In St. Joseph and Lake counties, an additional 10 years were granted for full property tax cap implementation to help the counties better deal with outstanding debt obligations. Still, 2017 estimates by the Department of Local Government Finance (DLGF) had $78 million in total savings to the taxpayers.
The City of South Bend, St. Joseph County, the City of Mishawaka, and the South Bend Community School Corporation were hit hardest. Other school corporations, libraries and public transportation agencies also saw major cuts in revenue. Those units are also bracing for more losses when full implementation comes in 2020.
I’m one who has benefited. My property taxes are now lower. But am I better off? The jury is still out on that one.
In St. Joseph County, no consolidations have occurred, and there doesn’t seem to be much appetite for that. Instead the level of services has or will be affected.

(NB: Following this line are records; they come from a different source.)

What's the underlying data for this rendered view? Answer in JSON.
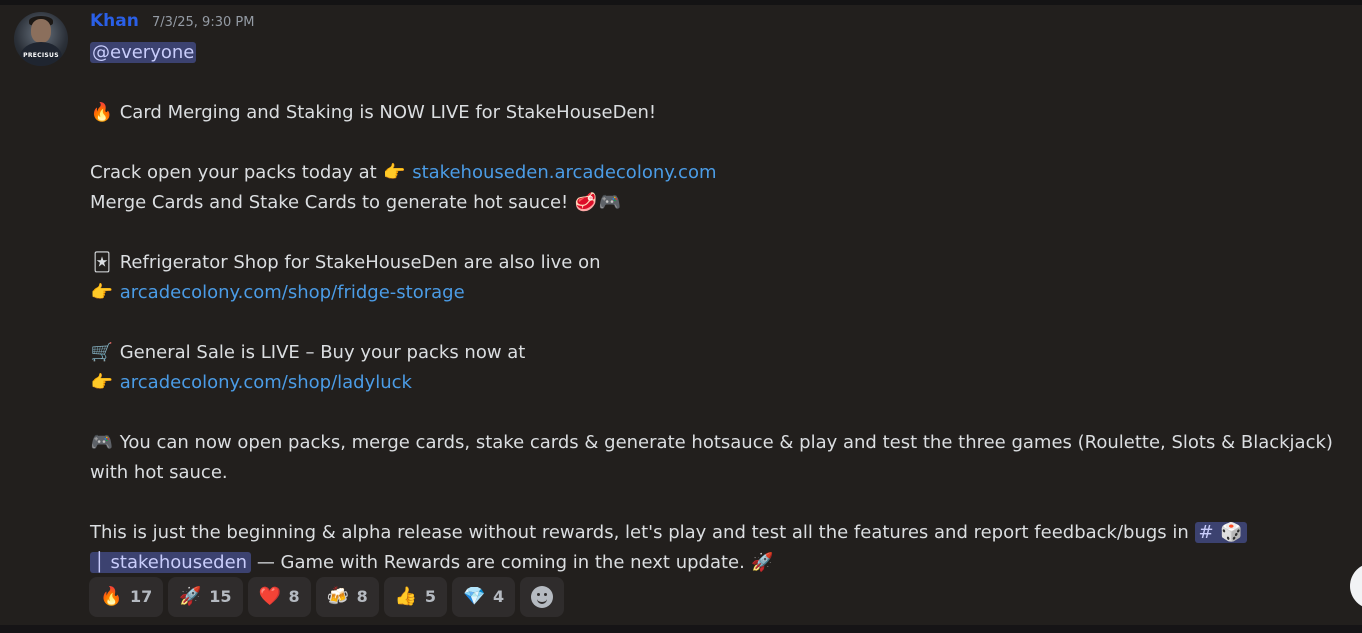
{
  "message": {
    "author": "Khan",
    "timestamp": "7/3/25, 9:30 PM",
    "avatar_tag": "PRECISUS",
    "mention": "@everyone",
    "l1_emoji": "🔥",
    "l1_text": "Card Merging and Staking is NOW LIVE for StakeHouseDen!",
    "l2_text": "Crack open your packs today at",
    "l2_emoji": "👉",
    "l2_link": "stakehouseden.arcadecolony.com",
    "l3_text": "Merge Cards and Stake Cards to generate hot sauce!",
    "l3_emoji1": "🥩",
    "l3_emoji2": "🎮",
    "l4_emoji": "🃏",
    "l4_text": "Refrigerator Shop for StakeHouseDen are also live on",
    "l5_emoji": "👉",
    "l5_link": "arcadecolony.com/shop/fridge-storage",
    "l6_emoji": "🛒",
    "l6_text": "General Sale is LIVE – Buy your packs now at",
    "l7_emoji": "👉",
    "l7_link": "arcadecolony.com/shop/ladyluck",
    "l8_emoji": "🎮",
    "l8_text": "You can now open packs, merge cards, stake cards & generate hotsauce & play and test the three games (Roulette, Slots & Blackjack) with hot sauce.",
    "l9_text": "This is just the beginning & alpha release without rewards, let's play and test all the features and report feedback/bugs in",
    "channel_hash": "#",
    "channel_emoji": "🎲",
    "channel_name": "│ stakehouseden",
    "l10_text": "— Game with Rewards are coming in the next update.",
    "l10_emoji": "🚀"
  },
  "reactions": [
    {
      "emoji": "🔥",
      "count": "17"
    },
    {
      "emoji": "🚀",
      "count": "15"
    },
    {
      "emoji": "❤️",
      "count": "8"
    },
    {
      "emoji": "🍻",
      "count": "8"
    },
    {
      "emoji": "👍",
      "count": "5"
    },
    {
      "emoji": "💎",
      "count": "4"
    }
  ],
  "icons": {
    "add_reaction": "smiley-icon",
    "scroll": "circle-button-icon"
  }
}
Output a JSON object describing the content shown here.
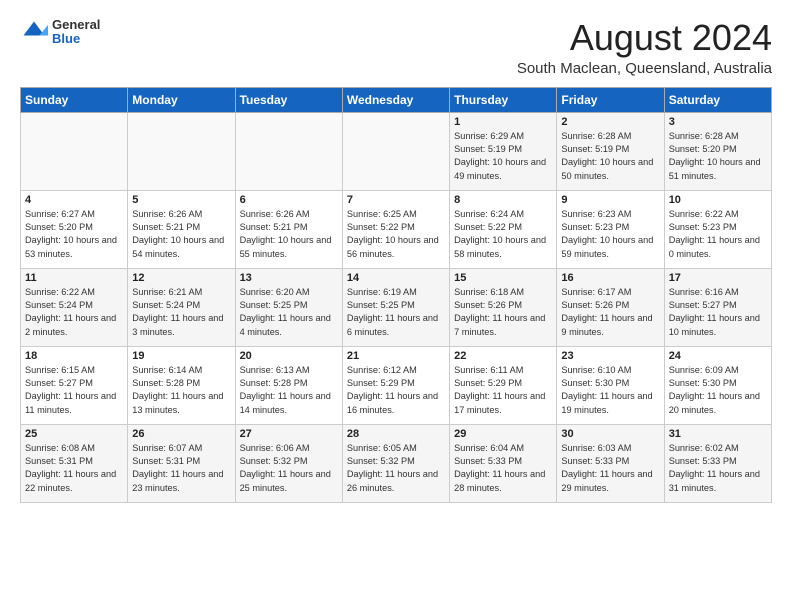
{
  "header": {
    "logo": {
      "general": "General",
      "blue": "Blue"
    },
    "title": "August 2024",
    "subtitle": "South Maclean, Queensland, Australia"
  },
  "weekdays": [
    "Sunday",
    "Monday",
    "Tuesday",
    "Wednesday",
    "Thursday",
    "Friday",
    "Saturday"
  ],
  "weeks": [
    [
      {
        "day": "",
        "data": ""
      },
      {
        "day": "",
        "data": ""
      },
      {
        "day": "",
        "data": ""
      },
      {
        "day": "",
        "data": ""
      },
      {
        "day": "1",
        "data": "Sunrise: 6:29 AM\nSunset: 5:19 PM\nDaylight: 10 hours and 49 minutes."
      },
      {
        "day": "2",
        "data": "Sunrise: 6:28 AM\nSunset: 5:19 PM\nDaylight: 10 hours and 50 minutes."
      },
      {
        "day": "3",
        "data": "Sunrise: 6:28 AM\nSunset: 5:20 PM\nDaylight: 10 hours and 51 minutes."
      }
    ],
    [
      {
        "day": "4",
        "data": "Sunrise: 6:27 AM\nSunset: 5:20 PM\nDaylight: 10 hours and 53 minutes."
      },
      {
        "day": "5",
        "data": "Sunrise: 6:26 AM\nSunset: 5:21 PM\nDaylight: 10 hours and 54 minutes."
      },
      {
        "day": "6",
        "data": "Sunrise: 6:26 AM\nSunset: 5:21 PM\nDaylight: 10 hours and 55 minutes."
      },
      {
        "day": "7",
        "data": "Sunrise: 6:25 AM\nSunset: 5:22 PM\nDaylight: 10 hours and 56 minutes."
      },
      {
        "day": "8",
        "data": "Sunrise: 6:24 AM\nSunset: 5:22 PM\nDaylight: 10 hours and 58 minutes."
      },
      {
        "day": "9",
        "data": "Sunrise: 6:23 AM\nSunset: 5:23 PM\nDaylight: 10 hours and 59 minutes."
      },
      {
        "day": "10",
        "data": "Sunrise: 6:22 AM\nSunset: 5:23 PM\nDaylight: 11 hours and 0 minutes."
      }
    ],
    [
      {
        "day": "11",
        "data": "Sunrise: 6:22 AM\nSunset: 5:24 PM\nDaylight: 11 hours and 2 minutes."
      },
      {
        "day": "12",
        "data": "Sunrise: 6:21 AM\nSunset: 5:24 PM\nDaylight: 11 hours and 3 minutes."
      },
      {
        "day": "13",
        "data": "Sunrise: 6:20 AM\nSunset: 5:25 PM\nDaylight: 11 hours and 4 minutes."
      },
      {
        "day": "14",
        "data": "Sunrise: 6:19 AM\nSunset: 5:25 PM\nDaylight: 11 hours and 6 minutes."
      },
      {
        "day": "15",
        "data": "Sunrise: 6:18 AM\nSunset: 5:26 PM\nDaylight: 11 hours and 7 minutes."
      },
      {
        "day": "16",
        "data": "Sunrise: 6:17 AM\nSunset: 5:26 PM\nDaylight: 11 hours and 9 minutes."
      },
      {
        "day": "17",
        "data": "Sunrise: 6:16 AM\nSunset: 5:27 PM\nDaylight: 11 hours and 10 minutes."
      }
    ],
    [
      {
        "day": "18",
        "data": "Sunrise: 6:15 AM\nSunset: 5:27 PM\nDaylight: 11 hours and 11 minutes."
      },
      {
        "day": "19",
        "data": "Sunrise: 6:14 AM\nSunset: 5:28 PM\nDaylight: 11 hours and 13 minutes."
      },
      {
        "day": "20",
        "data": "Sunrise: 6:13 AM\nSunset: 5:28 PM\nDaylight: 11 hours and 14 minutes."
      },
      {
        "day": "21",
        "data": "Sunrise: 6:12 AM\nSunset: 5:29 PM\nDaylight: 11 hours and 16 minutes."
      },
      {
        "day": "22",
        "data": "Sunrise: 6:11 AM\nSunset: 5:29 PM\nDaylight: 11 hours and 17 minutes."
      },
      {
        "day": "23",
        "data": "Sunrise: 6:10 AM\nSunset: 5:30 PM\nDaylight: 11 hours and 19 minutes."
      },
      {
        "day": "24",
        "data": "Sunrise: 6:09 AM\nSunset: 5:30 PM\nDaylight: 11 hours and 20 minutes."
      }
    ],
    [
      {
        "day": "25",
        "data": "Sunrise: 6:08 AM\nSunset: 5:31 PM\nDaylight: 11 hours and 22 minutes."
      },
      {
        "day": "26",
        "data": "Sunrise: 6:07 AM\nSunset: 5:31 PM\nDaylight: 11 hours and 23 minutes."
      },
      {
        "day": "27",
        "data": "Sunrise: 6:06 AM\nSunset: 5:32 PM\nDaylight: 11 hours and 25 minutes."
      },
      {
        "day": "28",
        "data": "Sunrise: 6:05 AM\nSunset: 5:32 PM\nDaylight: 11 hours and 26 minutes."
      },
      {
        "day": "29",
        "data": "Sunrise: 6:04 AM\nSunset: 5:33 PM\nDaylight: 11 hours and 28 minutes."
      },
      {
        "day": "30",
        "data": "Sunrise: 6:03 AM\nSunset: 5:33 PM\nDaylight: 11 hours and 29 minutes."
      },
      {
        "day": "31",
        "data": "Sunrise: 6:02 AM\nSunset: 5:33 PM\nDaylight: 11 hours and 31 minutes."
      }
    ]
  ]
}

It seems daily in the news that taxpayers are wondering about police protection, leaf collection, street paving, soon snow plowing, park services, public transportation, 911 services, the number of students in a classroom, the number of schools in a system or school transportation. I could go on.
The cap of property taxes has a direct correlation to the delivery of each of those services. The same public, of which an overwhelming majority voted for tax caps, has been slow to embrace changes in service levels. It will only get more difficult in the coming years.
While our elected leaders are reducing service levels to meet current budget demands, they must also carefully balance the need to make our communities attractive for new people and businesses. Something must give.
We can’t tax or cut our way to prosperity. We have to find the right balance and must be quicker to embrace change. After all we demanded it in 2008 and affirmed it in 2010.